Keith Sonnier, Richard Serra, Bruce Nauman, and Robert Morris

Castelli’s first use of its downtown space for screening works on film by Keith Sonnier, Richard Serra, Bruce Nauman, and Robert Morris was poorly handled. A total of 16 films were shown, and all were screened on one long wall. Sometimes there were as many as four films going at once, making it impossible to concentrate on a single one for its duration, and occasionally causing a clash of sound tracks, though most of the films were silent.

Surprisingly, not much came out of this show except Richard Serra’s films which have been for the most part reviewed previously in these columns. The two newest ones, Paul Revere and Color-aid were described in the September 1971 Artforum by Serra himself. Color-aid was interesting in that it seemed to shift between being a simple colored light projection and being a film. It consists of sequential close-ups of color-aid swatches interrupted only by Serra’s hand which removes one swatch every so often to reveal the next. The “shots”—created within the single shot of the film by the hand-wipes of swatches—vary in duration, and there seems to be a sort of threshold point beyond which it is possible to “forget” perceptually that the projection one is watching is actually a film.

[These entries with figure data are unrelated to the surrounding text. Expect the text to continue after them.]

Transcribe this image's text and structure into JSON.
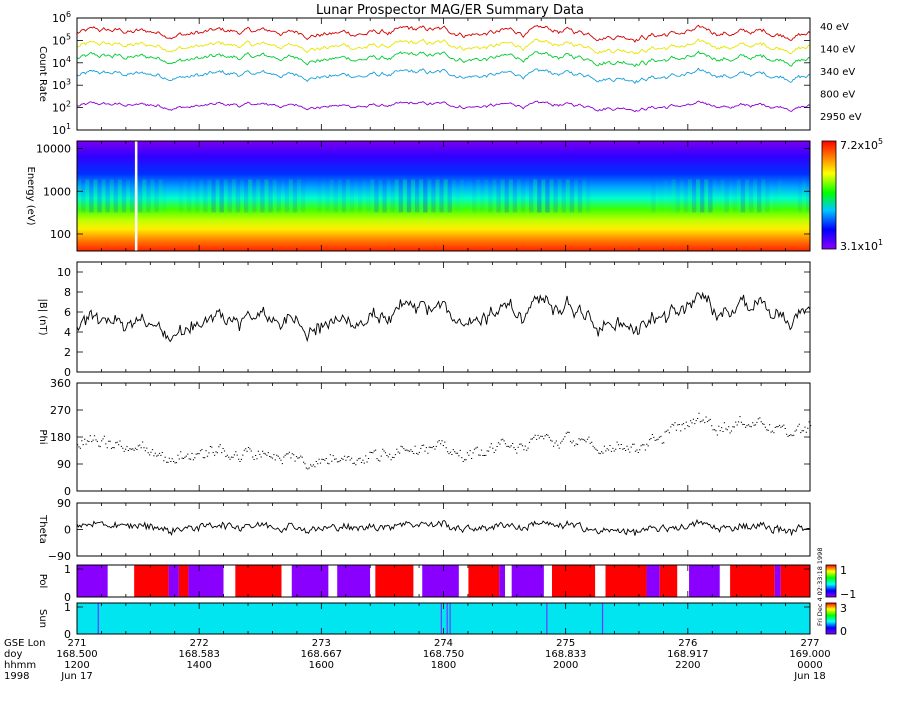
{
  "chart_data": {
    "type": "line",
    "title": "Lunar Prospector MAG/ER Summary Data",
    "panels": [
      {
        "id": "count-rate",
        "type": "line",
        "ylabel": "Count Rate",
        "yscale": "log",
        "ylim": [
          10,
          1000000
        ],
        "yticks": [
          {
            "v": 1000000,
            "base": "10",
            "exp": "6"
          },
          {
            "v": 100000,
            "base": "10",
            "exp": "5"
          },
          {
            "v": 10000,
            "base": "10",
            "exp": "4"
          },
          {
            "v": 1000,
            "base": "10",
            "exp": "3"
          },
          {
            "v": 100,
            "base": "10",
            "exp": "2"
          },
          {
            "v": 10,
            "base": "10",
            "exp": "1"
          }
        ],
        "series": [
          {
            "name": "40 eV",
            "color": "#d40000",
            "level": 220000,
            "var": 0.35
          },
          {
            "name": "140 eV",
            "color": "#e6e600",
            "level": 55000,
            "var": 0.32
          },
          {
            "name": "340 eV",
            "color": "#00cc33",
            "level": 16000,
            "var": 0.32
          },
          {
            "name": "800 eV",
            "color": "#1a9fd9",
            "level": 2800,
            "var": 0.3
          },
          {
            "name": "2950 eV",
            "color": "#8a00d4",
            "level": 120,
            "var": 0.22
          }
        ]
      },
      {
        "id": "energy",
        "type": "heatmap",
        "ylabel": "Energy (eV)",
        "yscale": "log",
        "ylim": [
          40,
          15000
        ],
        "yticks": [
          "10000",
          "1000",
          "100"
        ],
        "colorbar": {
          "max": {
            "base": "7.2x10",
            "exp": "5"
          },
          "min": {
            "base": "3.1x10",
            "exp": "1"
          }
        }
      },
      {
        "id": "b-magnitude",
        "type": "line",
        "ylabel": "|B| (nT)",
        "ylim": [
          0,
          11
        ],
        "yticks": [
          "10",
          "8",
          "6",
          "4",
          "2",
          "0"
        ],
        "color": "#000000"
      },
      {
        "id": "phi",
        "type": "scatter",
        "ylabel": "Phi",
        "ylim": [
          0,
          360
        ],
        "yticks": [
          "360",
          "270",
          "180",
          "90",
          "0"
        ],
        "color": "#000000"
      },
      {
        "id": "theta",
        "type": "line",
        "ylabel": "Theta",
        "ylim": [
          -90,
          90
        ],
        "yticks": [
          "90",
          "0",
          "−90"
        ],
        "color": "#000000"
      },
      {
        "id": "pol",
        "type": "heatmap",
        "ylabel": "Pol",
        "yticks": [
          "1",
          "0"
        ],
        "colorbar": {
          "ticks": [
            "1",
            "−1"
          ],
          "colors": [
            "#ff0000",
            "#ffff00",
            "#00ff00",
            "#00ffff",
            "#0000ff",
            "#8a00ff"
          ]
        },
        "segments": [
          {
            "from": 168.5,
            "to": 168.521,
            "color": "#8a00ff"
          },
          {
            "from": 168.521,
            "to": 168.539,
            "color": "#ffffff"
          },
          {
            "from": 168.539,
            "to": 168.5625,
            "color": "#ff0000"
          },
          {
            "from": 168.5625,
            "to": 168.5695,
            "color": "#8a00ff"
          },
          {
            "from": 168.5695,
            "to": 168.576,
            "color": "#ff0000"
          },
          {
            "from": 168.576,
            "to": 168.6,
            "color": "#8a00ff"
          },
          {
            "from": 168.6,
            "to": 168.608,
            "color": "#ffffff"
          },
          {
            "from": 168.608,
            "to": 168.6395,
            "color": "#ff0000"
          },
          {
            "from": 168.6395,
            "to": 168.6465,
            "color": "#ffffff"
          },
          {
            "from": 168.6465,
            "to": 168.6715,
            "color": "#8a00ff"
          },
          {
            "from": 168.6715,
            "to": 168.6775,
            "color": "#ffffff"
          },
          {
            "from": 168.6775,
            "to": 168.7,
            "color": "#8a00ff"
          },
          {
            "from": 168.7,
            "to": 168.7035,
            "color": "#ffffff"
          },
          {
            "from": 168.7035,
            "to": 168.7295,
            "color": "#ff0000"
          },
          {
            "from": 168.7295,
            "to": 168.7355,
            "color": "#ffffff"
          },
          {
            "from": 168.7355,
            "to": 168.7605,
            "color": "#8a00ff"
          },
          {
            "from": 168.7605,
            "to": 168.767,
            "color": "#ffffff"
          },
          {
            "from": 168.767,
            "to": 168.788,
            "color": "#ff0000"
          },
          {
            "from": 168.788,
            "to": 168.792,
            "color": "#8a00ff"
          },
          {
            "from": 168.792,
            "to": 168.7965,
            "color": "#ffffff"
          },
          {
            "from": 168.7965,
            "to": 168.8185,
            "color": "#8a00ff"
          },
          {
            "from": 168.8185,
            "to": 168.824,
            "color": "#ffffff"
          },
          {
            "from": 168.824,
            "to": 168.8535,
            "color": "#ff0000"
          },
          {
            "from": 168.8535,
            "to": 168.8605,
            "color": "#ffffff"
          },
          {
            "from": 168.8605,
            "to": 168.8885,
            "color": "#ff0000"
          },
          {
            "from": 168.8885,
            "to": 168.8975,
            "color": "#8a00ff"
          },
          {
            "from": 168.8975,
            "to": 168.9095,
            "color": "#ff0000"
          },
          {
            "from": 168.9095,
            "to": 168.9175,
            "color": "#ffffff"
          },
          {
            "from": 168.9175,
            "to": 168.9385,
            "color": "#8a00ff"
          },
          {
            "from": 168.9385,
            "to": 168.9455,
            "color": "#ffffff"
          },
          {
            "from": 168.9455,
            "to": 168.976,
            "color": "#ff0000"
          },
          {
            "from": 168.976,
            "to": 168.98,
            "color": "#8a00ff"
          },
          {
            "from": 168.98,
            "to": 169.0,
            "color": "#ff0000"
          }
        ]
      },
      {
        "id": "sun",
        "type": "heatmap",
        "ylabel": "Sun",
        "yticks": [
          "1",
          "0"
        ],
        "fill": "#00e5f0",
        "marks": [
          168.5145,
          168.7485,
          168.7525,
          168.7545,
          168.8205,
          168.8585
        ],
        "mark_color": "#6a3aff",
        "colorbar": {
          "ticks": [
            "3",
            "0"
          ],
          "colors": [
            "#ff0000",
            "#ffff00",
            "#00ff00",
            "#00ffff",
            "#0000ff",
            "#8a00ff"
          ]
        }
      }
    ],
    "side_note": "Fri Dec 4 02:33:18 1998",
    "xaxis": {
      "range": [
        168.5,
        169.0
      ],
      "row_labels": [
        "GSE Lon",
        "doy",
        "hhmm",
        "1998"
      ],
      "ticks": [
        {
          "lon": "271",
          "doy": "168.500",
          "hhmm": "1200",
          "date": "Jun 17"
        },
        {
          "lon": "272",
          "doy": "168.583",
          "hhmm": "1400",
          "date": ""
        },
        {
          "lon": "273",
          "doy": "168.667",
          "hhmm": "1600",
          "date": ""
        },
        {
          "lon": "274",
          "doy": "168.750",
          "hhmm": "1800",
          "date": ""
        },
        {
          "lon": "275",
          "doy": "168.833",
          "hhmm": "2000",
          "date": ""
        },
        {
          "lon": "276",
          "doy": "168.917",
          "hhmm": "2200",
          "date": ""
        },
        {
          "lon": "277",
          "doy": "169.000",
          "hhmm": "0000",
          "date": "Jun 18"
        }
      ]
    }
  }
}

The hue and value of particular colors may have been factors in determining that minimum duration for seeing the projection as static, though this was difficult to tell. The removal of the swatches seemed also to be a metaphor for cutting, and on another level, for the passage of individual frames, since in this film the distinction among most of the frames is a distinction of color. Similarly I think there may be a metaphor for the film-watching process intended in Serra’s film of his hand trying to catch pieces of lead dropped into the frame.

This was the second time I’d seen some of Keith Sonnier’s films and I still can’t see the point of them. He continues to film screened or projected video images, but he has not yet made it clear why. It does give the films a different kind of sensuousness than soft focus or tricky lab techniques, but he doesn’t seem to be using what might be an interesting intersection of media. The filmed video image does affirm the curious ontological status of the projection though. When the video screen is filmed, the image is being constituted from behind the screen by the scanning signal; when the film image is projected on the wall, it is formed from the opposite direction, so to speak. The result is a sense that the projection is located at the wall’s (or screen’s) surface by a sort of pressure from both “sides” of the image.

Bruce Nauman produced several rather puzzling films which simply showed him from the waist up, naked, applying different color pigments to his body. All the while he wears a leporine look, watching the process in a mirror off camera. If the pigments had been less transparent, I would have taken the films to be about affirming the nature of his projected image as colored light, but the colors were rather transparent and just sort of tinted his skin, leaving me, for one, very unsure of what he was about.